The Pango team continually updates the list of designated Pango lineages. In addition, genome data producers and Pango system users can suggest the creation of a new lineage. Here we provide a step-by-step guide of how to propose a new lineage. If the proposal is accepted then the lineage will be created and sequences designated to it. Future versions of pangolin will then be able to assign new sequences to the lineage.

Lineage creation and designation decisions are made by the Lineage Designation Committee and there is no guarantee that a new lineage proposal will be accepted.

1. Does your cluster fulfil the definition of a lineage?

Refer to Section I of the Pango statement of rules to check if your cluster meets the criteria for creation of a new lineage.

2. Navigate to the pango-designation repository

Go to the repository at github.com/cov-lineages/pango-designation. This site is shown below. Notice the lineage_notes.txt and lineages.csv files. These files include details of recently created and manually curated new lineages.

3. Check the current issues and releases

It could be that other users have also suggested the new lineage that you are proposing. It’s a good idea to check the issues list and the latest tagged releases to ensure your new lineage doesn’t exist or is already being considered.

4. File a new issue in the repository

Use the example issue to create a new issue, describing why your cluster should be a new lineage and presenting evidence to support lineage creation and designation, potentially in the form of a phylogenetic tree. Note that sequences should be on GISAID and you must provide a list of sequence names or GISAID IDs that we can match to the database. Ideally, sequences can be identified using the format consistent with the lineages.csv file. We’ve previously encountered issues with the treatment of spaces in sequence names. For example, GISAID may use ‘South Africa/XXXXX/2020’. However, spaces are not tolerated in fasta headers, so we replace spaces with an underscore, creating ‘South_Africa/XXXXX/2020’. Whilst we try to catch these issues, please take care to avoid systematic changes to names that may interfere with the linking of names to sequences.

5. What happens next

If your lineage proposal fits in with the lineage scheme, the following steps will take place:

i) The lineage gets a name

A name will be given to your proposed lineage according to the Pango naming rules. This name and your description will be added to the lineage_notes.txt file. Sequences designated to this new lineage will be appended to the lineages.csv file.

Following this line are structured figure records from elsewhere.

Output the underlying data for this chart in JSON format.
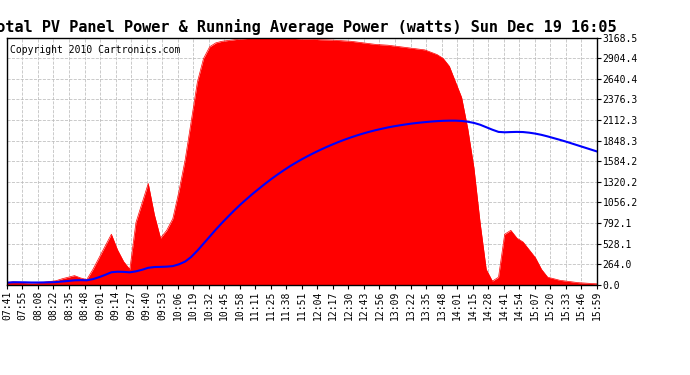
{
  "title": "Total PV Panel Power & Running Average Power (watts) Sun Dec 19 16:05",
  "copyright": "Copyright 2010 Cartronics.com",
  "y_tick_labels": [
    "0.0",
    "264.0",
    "528.1",
    "792.1",
    "1056.2",
    "1320.2",
    "1584.2",
    "1848.3",
    "2112.3",
    "2376.3",
    "2640.4",
    "2904.4",
    "3168.5"
  ],
  "y_tick_values": [
    0.0,
    264.0,
    528.1,
    792.1,
    1056.2,
    1320.2,
    1584.2,
    1848.3,
    2112.3,
    2376.3,
    2640.4,
    2904.4,
    3168.5
  ],
  "x_tick_labels": [
    "07:41",
    "07:55",
    "08:08",
    "08:22",
    "08:35",
    "08:48",
    "09:01",
    "09:14",
    "09:27",
    "09:40",
    "09:53",
    "10:06",
    "10:19",
    "10:32",
    "10:45",
    "10:58",
    "11:11",
    "11:25",
    "11:38",
    "11:51",
    "12:04",
    "12:17",
    "12:30",
    "12:43",
    "12:56",
    "13:09",
    "13:22",
    "13:35",
    "13:48",
    "14:01",
    "14:15",
    "14:28",
    "14:41",
    "14:54",
    "15:07",
    "15:20",
    "15:33",
    "15:46",
    "15:59"
  ],
  "fill_color": "#FF0000",
  "line_color": "#0000FF",
  "background_color": "#FFFFFF",
  "plot_bg_color": "#FFFFFF",
  "grid_color": "#BBBBBB",
  "title_fontsize": 11,
  "copyright_fontsize": 7,
  "tick_fontsize": 7,
  "y_max": 3168.5,
  "y_min": 0.0,
  "pv_data": [
    30,
    40,
    35,
    30,
    25,
    30,
    35,
    45,
    55,
    80,
    100,
    120,
    90,
    70,
    200,
    350,
    500,
    650,
    450,
    300,
    200,
    800,
    1050,
    1300,
    900,
    600,
    700,
    850,
    1200,
    1600,
    2100,
    2600,
    2900,
    3050,
    3100,
    3120,
    3130,
    3140,
    3150,
    3155,
    3160,
    3158,
    3162,
    3165,
    3168,
    3165,
    3160,
    3155,
    3150,
    3148,
    3145,
    3140,
    3138,
    3135,
    3130,
    3125,
    3120,
    3110,
    3100,
    3090,
    3080,
    3075,
    3070,
    3060,
    3050,
    3040,
    3030,
    3020,
    3010,
    2980,
    2950,
    2900,
    2800,
    2600,
    2400,
    2000,
    1500,
    800,
    200,
    50,
    100,
    650,
    700,
    600,
    550,
    450,
    350,
    200,
    100,
    80,
    60,
    50,
    40,
    30,
    25,
    20,
    15
  ],
  "avg_data": [
    30,
    35,
    35,
    34,
    32,
    32,
    33,
    35,
    37,
    45,
    52,
    60,
    62,
    60,
    75,
    100,
    130,
    163,
    170,
    168,
    162,
    175,
    195,
    220,
    230,
    232,
    235,
    242,
    265,
    300,
    360,
    440,
    530,
    620,
    710,
    795,
    876,
    955,
    1030,
    1100,
    1168,
    1232,
    1295,
    1355,
    1412,
    1466,
    1518,
    1565,
    1610,
    1652,
    1692,
    1730,
    1766,
    1800,
    1832,
    1862,
    1890,
    1916,
    1940,
    1962,
    1982,
    2000,
    2017,
    2032,
    2045,
    2057,
    2068,
    2077,
    2085,
    2092,
    2098,
    2102,
    2104,
    2104,
    2100,
    2090,
    2075,
    2052,
    2020,
    1988,
    1960,
    1955,
    1958,
    1960,
    1958,
    1950,
    1938,
    1922,
    1902,
    1880,
    1858,
    1835,
    1810,
    1785,
    1760,
    1735,
    1710
  ]
}
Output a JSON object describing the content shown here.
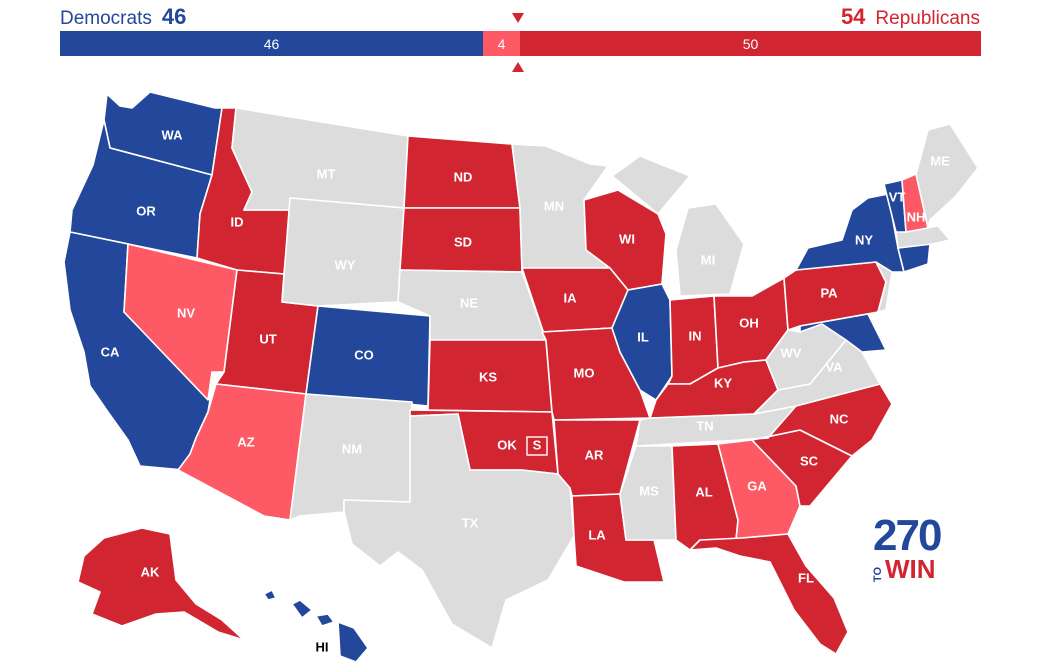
{
  "header": {
    "dem_name": "Democrats",
    "dem_total": "46",
    "rep_name": "Republicans",
    "rep_total": "54"
  },
  "bar": {
    "dem_value": "46",
    "tossup_value": "4",
    "rep_value": "50"
  },
  "colors": {
    "dem": "#23479b",
    "rep": "#d22532",
    "tossup": "#fd5a66",
    "none": "#dcdcdc"
  },
  "states": {
    "WA": "WA",
    "OR": "OR",
    "CA": "CA",
    "ID": "ID",
    "NV": "NV",
    "UT": "UT",
    "AZ": "AZ",
    "MT": "MT",
    "WY": "WY",
    "CO": "CO",
    "NM": "NM",
    "ND": "ND",
    "SD": "SD",
    "NE": "NE",
    "KS": "KS",
    "OK": "OK",
    "TX": "TX",
    "MN": "MN",
    "IA": "IA",
    "MO": "MO",
    "AR": "AR",
    "LA": "LA",
    "WI": "WI",
    "IL": "IL",
    "MI": "MI",
    "IN": "IN",
    "OH": "OH",
    "KY": "KY",
    "TN": "TN",
    "MS": "MS",
    "AL": "AL",
    "GA": "GA",
    "FL": "FL",
    "SC": "SC",
    "NC": "NC",
    "VA": "VA",
    "WV": "WV",
    "PA": "PA",
    "NY": "NY",
    "VT": "VT",
    "NH": "NH",
    "ME": "ME",
    "AK": "AK",
    "HI": "HI"
  },
  "special_marker": "S",
  "logo": {
    "num": "270",
    "to": "TO",
    "win": "WIN"
  }
}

ii) A new Pango-designation release is tagged

A new release will be tagged at github.com/cov-lineages/pango-designation. Small lineage updates will get a minor release tag, whilst large-scale designations will get a major tag.

iii) Updates to lineage assignment software

The new set of designations will be incorporated into the reference data for pangolin and other lineage assignment software packages. This will not only allow the new lineages to be detected but also increase the accuracy of assignment for all genomes.

iv) Updates to the Pango lists

The information in the sequence designation list and lineage description list will be updated with the latest designations and assignments.